Due to the light weight of polypropylene equipment, the support structure is less expensive. It is also much easier to handle during installation and removal.

There is also a significant time savings when replacing tanks. For many pickling tank replacements this has often been accomplished over a weekend.

Because of the electrical insulating qualities of polypropylene, there are no current losses through the tank structure. There have been reports of 40% less current requirements on several tank replacement projects. The thermal qualities provide better insulation than tanks with brick linings.

APPLICATIONS FOR POLYPROPYLENE EQUIPMENT

As design and engineering capabilities have progressed, the applications for plastic process equipment have grown. Polypropylene fabrications are now fully engineered products that are being used for the following major applications:

• Strip tank covers – This is one of the first products made from polypropylene. Some of the original covers fabricated in the 60’s are still in service.

• Electrolytic cells – Because of the excellent insulating properties and corrosion resistance of polypropylene, this is an obvious choice for electrolytic cleaning.

• Tin plating trays – This was another early application that took advantage of the insulating and corrosion resistant properties of polypropylene.

• Batch tanks – These tanks are used for pickling and rinsing of tubing, pipe, bars, plate, rod, wire, shapes, etc. They have been fabricated in sizes up to 12’ deep, up to 72’ long, and up to 14’ wide.

• Fume exhaust systems – Polypropylene’s monolithic structure and the availability of flame-retardant grades makes this an excellent material for hoods, ductwork, and fume exhaust scrubbers.

• Primary and secondary containment tanks – Waste acid sumps up to 110,000 gallons capacity have been fabricated from polypropylene.

• Storage and circulation tanks – Vertical cylindrical and rectangular tanks are used for many aggressive hazardous solutions.

• Pit and trench linings – An excellent polypropylene lining material has been developed with molded anchors that lock the material into the concrete substrate.

• Strip cleaning tanks for galvanizing lines – These tanks have internal surge return channels for high strip speeds.

• Strip tanks for stainless pickling lines – Tanks for mixed nitric and hydrofluoric acids have been developed. They offer reasonable life and low cost. Several styles of turbulent pickling tanks are currently in use.

• Electrolytic ESS, electrolytic sulfuric, and electrolytic nitric tanks for stainless lines – Electrolytic pickling tanks have been designed to support up to 74,000 pounds of electrodes and to operate at temperatures up to 195 ^o F.

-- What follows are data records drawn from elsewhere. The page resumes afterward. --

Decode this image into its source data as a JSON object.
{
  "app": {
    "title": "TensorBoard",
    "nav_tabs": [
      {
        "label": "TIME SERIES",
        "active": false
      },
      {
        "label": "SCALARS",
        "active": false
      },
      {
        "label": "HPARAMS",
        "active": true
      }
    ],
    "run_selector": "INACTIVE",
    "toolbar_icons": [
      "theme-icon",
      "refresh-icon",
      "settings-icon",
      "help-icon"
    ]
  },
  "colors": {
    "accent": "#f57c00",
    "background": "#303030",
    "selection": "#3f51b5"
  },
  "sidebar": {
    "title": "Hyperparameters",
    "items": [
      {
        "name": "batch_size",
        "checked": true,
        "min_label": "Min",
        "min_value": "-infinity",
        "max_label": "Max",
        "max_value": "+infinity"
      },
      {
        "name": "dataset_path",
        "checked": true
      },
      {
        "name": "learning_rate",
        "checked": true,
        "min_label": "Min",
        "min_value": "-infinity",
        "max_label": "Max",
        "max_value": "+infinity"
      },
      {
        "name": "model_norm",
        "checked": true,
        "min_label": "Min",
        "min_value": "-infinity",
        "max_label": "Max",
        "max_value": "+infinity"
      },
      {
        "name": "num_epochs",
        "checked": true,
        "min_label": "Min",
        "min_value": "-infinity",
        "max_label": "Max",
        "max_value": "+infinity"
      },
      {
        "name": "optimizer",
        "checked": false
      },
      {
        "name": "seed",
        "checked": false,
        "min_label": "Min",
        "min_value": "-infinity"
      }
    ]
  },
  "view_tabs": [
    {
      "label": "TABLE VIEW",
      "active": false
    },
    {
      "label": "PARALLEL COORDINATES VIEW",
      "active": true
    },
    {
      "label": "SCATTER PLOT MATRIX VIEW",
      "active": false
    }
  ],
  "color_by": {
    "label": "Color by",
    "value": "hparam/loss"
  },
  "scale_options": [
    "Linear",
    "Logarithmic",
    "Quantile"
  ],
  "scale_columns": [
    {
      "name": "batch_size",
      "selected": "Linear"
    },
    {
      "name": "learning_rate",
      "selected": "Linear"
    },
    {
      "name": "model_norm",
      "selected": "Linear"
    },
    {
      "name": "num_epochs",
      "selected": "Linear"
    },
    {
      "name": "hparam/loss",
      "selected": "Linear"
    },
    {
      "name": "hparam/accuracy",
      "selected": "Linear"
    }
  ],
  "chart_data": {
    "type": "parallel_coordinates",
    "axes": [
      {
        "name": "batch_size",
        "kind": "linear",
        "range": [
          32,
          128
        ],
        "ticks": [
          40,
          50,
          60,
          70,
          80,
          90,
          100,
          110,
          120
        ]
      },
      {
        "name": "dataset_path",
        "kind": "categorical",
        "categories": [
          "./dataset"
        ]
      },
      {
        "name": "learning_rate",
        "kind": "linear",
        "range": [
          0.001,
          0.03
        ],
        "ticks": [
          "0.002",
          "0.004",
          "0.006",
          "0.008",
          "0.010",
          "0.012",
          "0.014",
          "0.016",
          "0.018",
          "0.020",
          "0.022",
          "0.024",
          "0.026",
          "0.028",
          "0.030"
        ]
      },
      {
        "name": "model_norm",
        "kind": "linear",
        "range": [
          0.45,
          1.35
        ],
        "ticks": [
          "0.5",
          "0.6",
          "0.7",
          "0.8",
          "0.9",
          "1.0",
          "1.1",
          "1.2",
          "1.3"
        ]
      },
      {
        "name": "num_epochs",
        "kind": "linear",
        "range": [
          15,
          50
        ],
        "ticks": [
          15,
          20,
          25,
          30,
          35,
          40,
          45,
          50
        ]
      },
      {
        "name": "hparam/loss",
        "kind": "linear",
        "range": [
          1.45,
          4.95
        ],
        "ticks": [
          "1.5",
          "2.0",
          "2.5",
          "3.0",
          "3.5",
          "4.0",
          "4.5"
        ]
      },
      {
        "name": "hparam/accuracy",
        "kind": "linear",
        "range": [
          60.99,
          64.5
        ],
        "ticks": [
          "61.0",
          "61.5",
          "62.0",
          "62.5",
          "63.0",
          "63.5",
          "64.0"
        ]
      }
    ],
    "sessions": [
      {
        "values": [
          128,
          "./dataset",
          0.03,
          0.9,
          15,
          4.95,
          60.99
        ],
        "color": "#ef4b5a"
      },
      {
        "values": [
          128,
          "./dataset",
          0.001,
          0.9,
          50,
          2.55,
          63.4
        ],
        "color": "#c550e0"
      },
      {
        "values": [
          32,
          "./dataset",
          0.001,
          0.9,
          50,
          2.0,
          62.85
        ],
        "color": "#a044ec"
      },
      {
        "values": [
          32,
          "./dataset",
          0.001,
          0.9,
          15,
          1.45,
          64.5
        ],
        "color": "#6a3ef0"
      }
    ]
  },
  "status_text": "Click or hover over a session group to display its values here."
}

• Vertical plating cells – Recent designs have been developed for vertical polypropylene tanks for tin plating with methane sulfonic acid, nickel plating, electrolytic caustic cleaning, pickling, and rinsing.

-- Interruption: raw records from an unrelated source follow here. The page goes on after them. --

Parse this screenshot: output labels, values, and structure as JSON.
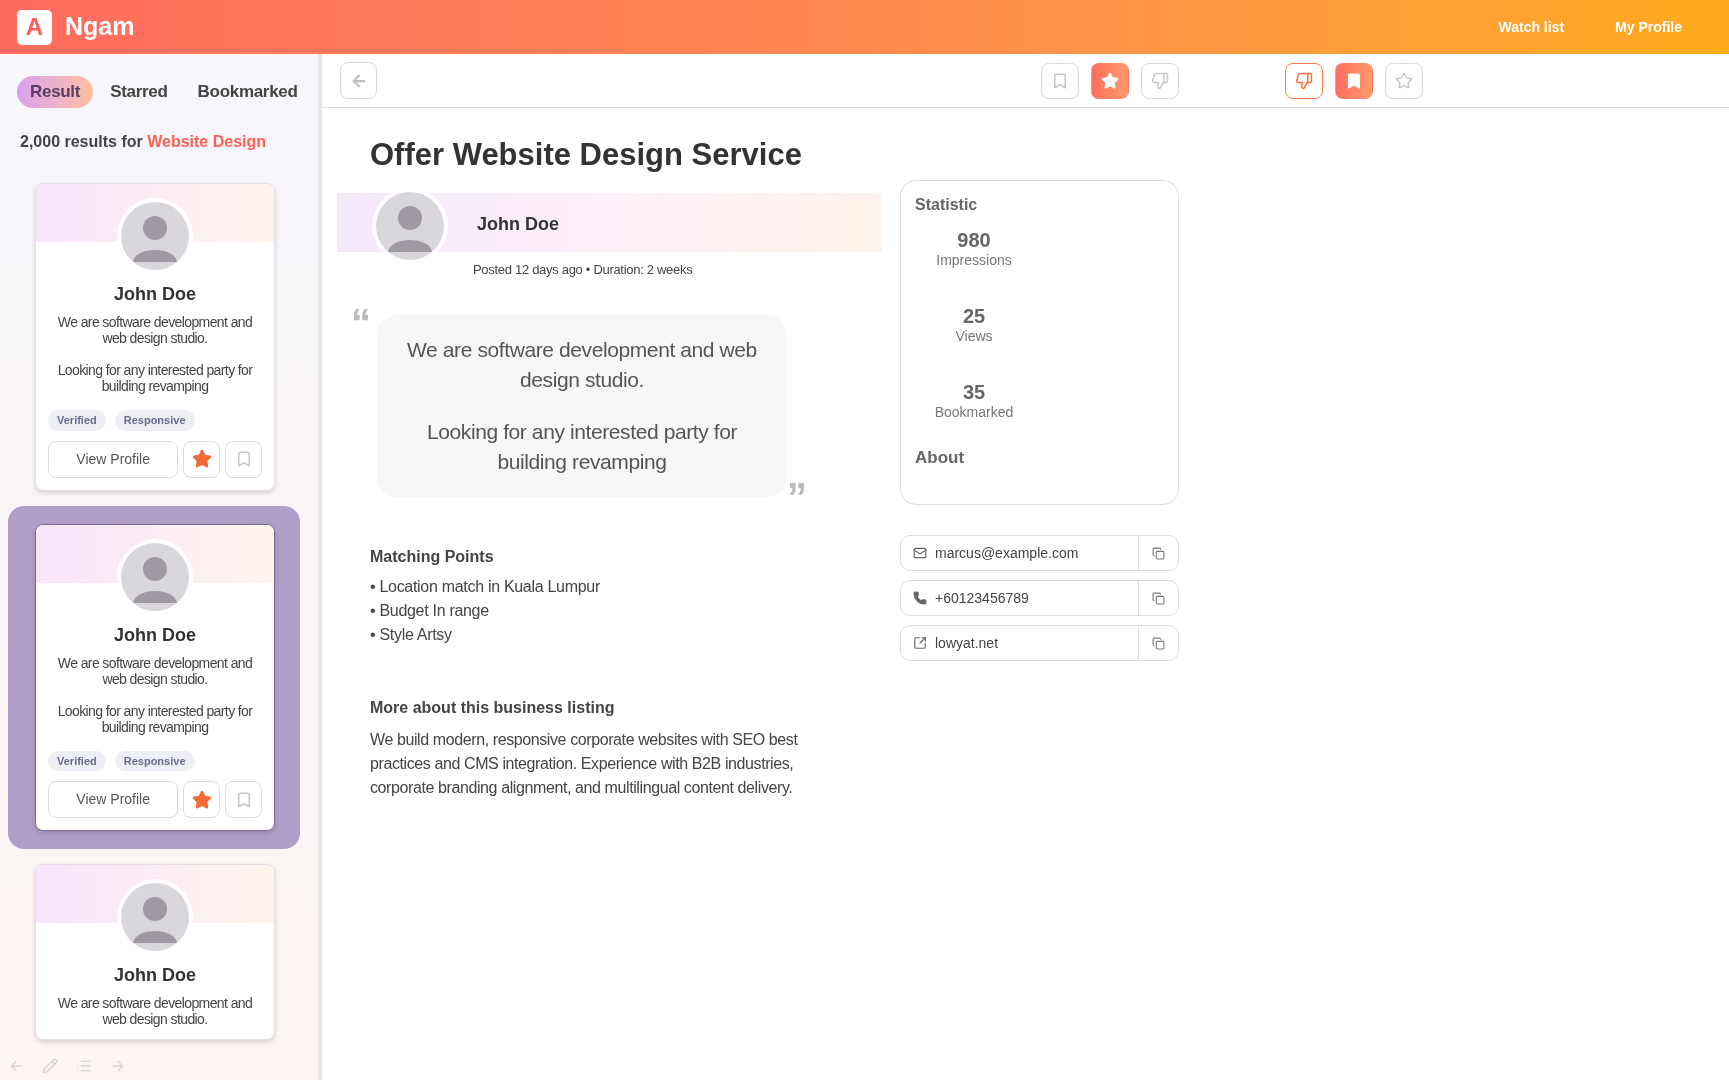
{
  "app": {
    "logo_letter": "A",
    "name": "Ngam"
  },
  "nav": [
    "Watch list",
    "My Profile"
  ],
  "tabs": [
    {
      "label": "Result",
      "selected": true
    },
    {
      "label": "Starred",
      "selected": false
    },
    {
      "label": "Bookmarked",
      "selected": false
    }
  ],
  "results_summary": {
    "count_text": "2,000 results for",
    "query": "Website Design"
  },
  "cards": [
    {
      "name": "John Doe",
      "description": "We are software development and web design studio.",
      "looking": "Looking for any interested party for building revamping",
      "tags": [
        "Verified",
        "Responsive"
      ],
      "button": "View Profile",
      "starred": true,
      "bookmarked": false,
      "selected": false
    },
    {
      "name": "John Doe",
      "description": "We are software development and web design studio.",
      "looking": "Looking for any interested party for building revamping",
      "tags": [
        "Verified",
        "Responsive"
      ],
      "button": "View Profile",
      "starred": true,
      "bookmarked": false,
      "selected": true
    },
    {
      "name": "John Doe",
      "description": "We are software development and web design studio.",
      "selected": false
    }
  ],
  "toolbar": {
    "left": [
      {
        "kind": "bookmark",
        "on": false
      },
      {
        "kind": "star",
        "on": true
      },
      {
        "kind": "dislike",
        "on": false
      }
    ],
    "right": [
      {
        "kind": "dislike",
        "on": true
      },
      {
        "kind": "bookmark",
        "on": true
      },
      {
        "kind": "star",
        "on": false
      }
    ]
  },
  "listing": {
    "title": "Offer Website Design Service",
    "poster": "John Doe",
    "meta": "Posted 12 days ago • Duration: 2 weeks",
    "quote_marks": [
      "“",
      "”"
    ],
    "quote": [
      "We are software development and web design studio.",
      "Looking for any interested party for building revamping"
    ],
    "matching_title": "Matching Points",
    "matching_points": [
      "• Location match in Kuala Lumpur",
      "• Budget In range",
      "• Style Artsy"
    ],
    "more_title": "More about this business listing",
    "more_text": "We build modern, responsive corporate websites with SEO best practices and CMS integration. Experience with B2B industries, corporate branding alignment, and multilingual content delivery."
  },
  "statistic": {
    "title": "Statistic",
    "items": [
      {
        "value": "980",
        "label": "Impressions"
      },
      {
        "value": "25",
        "label": "Views"
      },
      {
        "value": "35",
        "label": "Bookmarked"
      }
    ],
    "about": "About"
  },
  "contacts": [
    {
      "kind": "email",
      "text": "marcus@example.com"
    },
    {
      "kind": "phone",
      "text": "+60123456789"
    },
    {
      "kind": "link",
      "text": "lowyat.net"
    }
  ]
}
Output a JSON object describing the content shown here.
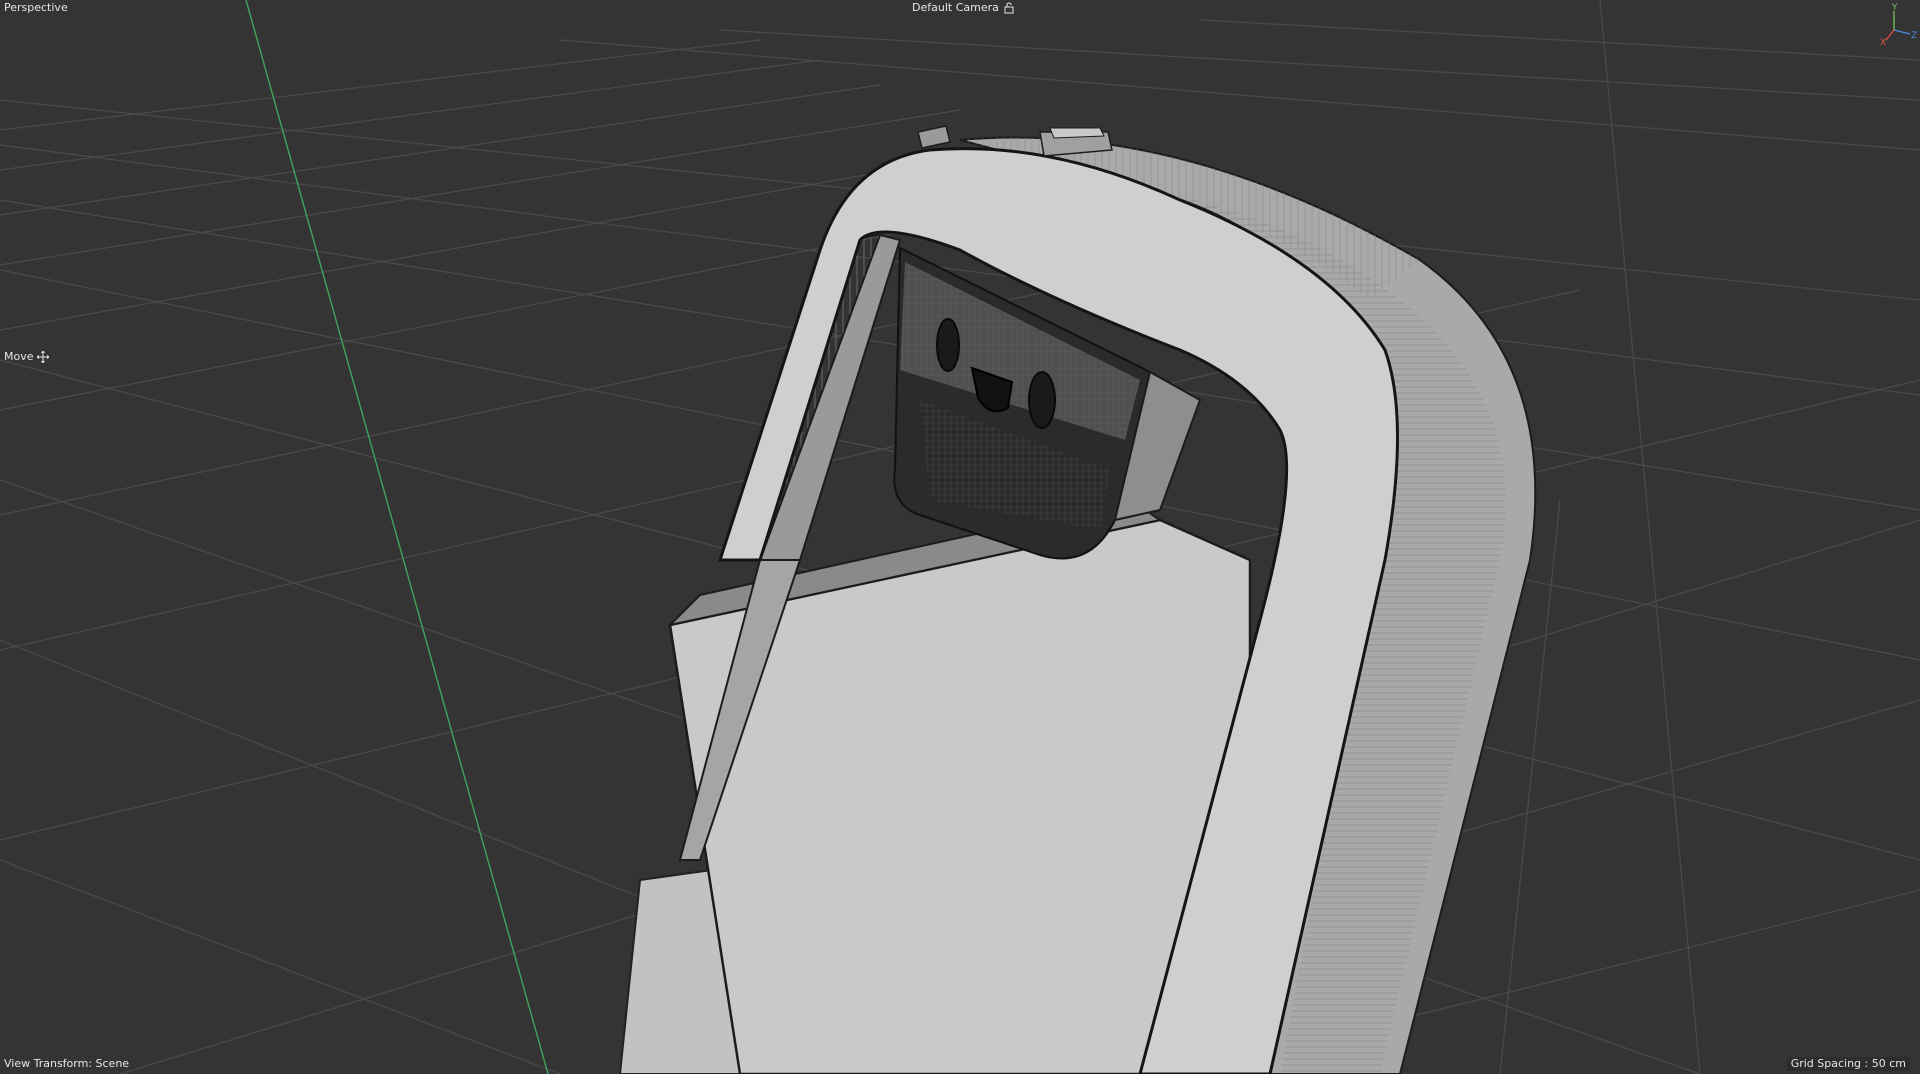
{
  "viewport": {
    "view_name": "Perspective",
    "camera_name": "Default Camera",
    "active_tool": "Move",
    "view_transform": "View Transform: Scene",
    "grid_spacing": "Grid Spacing : 50 cm"
  },
  "axis_gizmo": {
    "x_label": "X",
    "y_label": "Y",
    "z_label": "Z",
    "x_color": "#e0504a",
    "y_color": "#7cc45a",
    "z_color": "#4a8ee0"
  },
  "icons": {
    "camera_lock": "camera-lock-icon",
    "move_tool": "move-icon"
  },
  "colors": {
    "background": "#343434",
    "grid": "#4a4a4a",
    "y_axis_line": "#3fa55a",
    "model_light": "#cdcdcd",
    "model_mid": "#a8a8a8",
    "model_dark": "#2a2a2a"
  }
}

• Fumeless wire, strip, and tube pickling lines – These systems permit cleaning, pickling, rinsing, and plating in equipment that does not require a fume exhaust system.

• Brush scrubber and cascade rinse tanks – Polypropylene bodies for this equipment extends the life and eliminates concerns about corrosion.

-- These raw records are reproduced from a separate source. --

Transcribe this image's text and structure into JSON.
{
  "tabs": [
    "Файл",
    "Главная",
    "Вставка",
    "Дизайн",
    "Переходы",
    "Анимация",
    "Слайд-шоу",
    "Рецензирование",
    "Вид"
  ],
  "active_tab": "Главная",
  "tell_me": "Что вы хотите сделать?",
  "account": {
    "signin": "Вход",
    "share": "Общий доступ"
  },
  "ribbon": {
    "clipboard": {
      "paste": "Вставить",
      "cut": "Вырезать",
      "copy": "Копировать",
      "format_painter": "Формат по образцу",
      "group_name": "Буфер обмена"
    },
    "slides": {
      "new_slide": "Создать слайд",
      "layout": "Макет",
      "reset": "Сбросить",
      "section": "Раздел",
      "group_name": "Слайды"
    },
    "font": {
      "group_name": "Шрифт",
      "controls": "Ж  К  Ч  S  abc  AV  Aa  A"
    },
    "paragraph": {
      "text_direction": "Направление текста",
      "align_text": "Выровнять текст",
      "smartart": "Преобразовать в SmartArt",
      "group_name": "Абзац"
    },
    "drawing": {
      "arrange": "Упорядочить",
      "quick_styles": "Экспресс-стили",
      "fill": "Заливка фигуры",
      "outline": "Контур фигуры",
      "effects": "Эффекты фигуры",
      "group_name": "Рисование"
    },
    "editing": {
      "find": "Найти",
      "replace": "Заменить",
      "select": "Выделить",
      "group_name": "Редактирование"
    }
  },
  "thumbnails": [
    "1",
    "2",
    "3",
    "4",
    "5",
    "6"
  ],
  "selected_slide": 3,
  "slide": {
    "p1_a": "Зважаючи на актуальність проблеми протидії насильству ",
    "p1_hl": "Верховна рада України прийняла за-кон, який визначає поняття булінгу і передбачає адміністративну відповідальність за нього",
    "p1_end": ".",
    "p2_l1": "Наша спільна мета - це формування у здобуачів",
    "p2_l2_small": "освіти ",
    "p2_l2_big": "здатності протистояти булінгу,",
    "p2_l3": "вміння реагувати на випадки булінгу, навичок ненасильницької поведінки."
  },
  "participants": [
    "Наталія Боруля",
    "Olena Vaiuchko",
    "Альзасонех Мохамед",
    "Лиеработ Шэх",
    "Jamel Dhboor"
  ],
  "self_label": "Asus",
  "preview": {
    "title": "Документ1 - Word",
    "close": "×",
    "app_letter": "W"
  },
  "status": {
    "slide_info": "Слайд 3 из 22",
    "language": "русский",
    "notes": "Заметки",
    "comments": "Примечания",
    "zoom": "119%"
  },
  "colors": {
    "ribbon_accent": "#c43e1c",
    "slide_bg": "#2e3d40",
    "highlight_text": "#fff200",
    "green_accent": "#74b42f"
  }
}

• Tanks for HCl pickling lines – All-polypropylene tanks for continuous, catenary type pickling lines have been installed at lengths up to 300’.

CONCLUSION

Polypropylene design and fabrication has advanced from the trial-and-error stage to the fully engineered stage that allows for the supply of trustworthy, mill duty equipment. The impact that polypropylene process equipment has made in the steel industry is the direct result of the development of an engineering discipline.

Present engineering and fabricating technology has led to a breakthrough into areas previously thought to be beyond the capabilities of polypropylene equipment. Future pickling, electrolytic cleaning, plating, and other process lines will use this material to its best advantages. They will operate at lower cost, with less maintenance, and with less environmental concerns.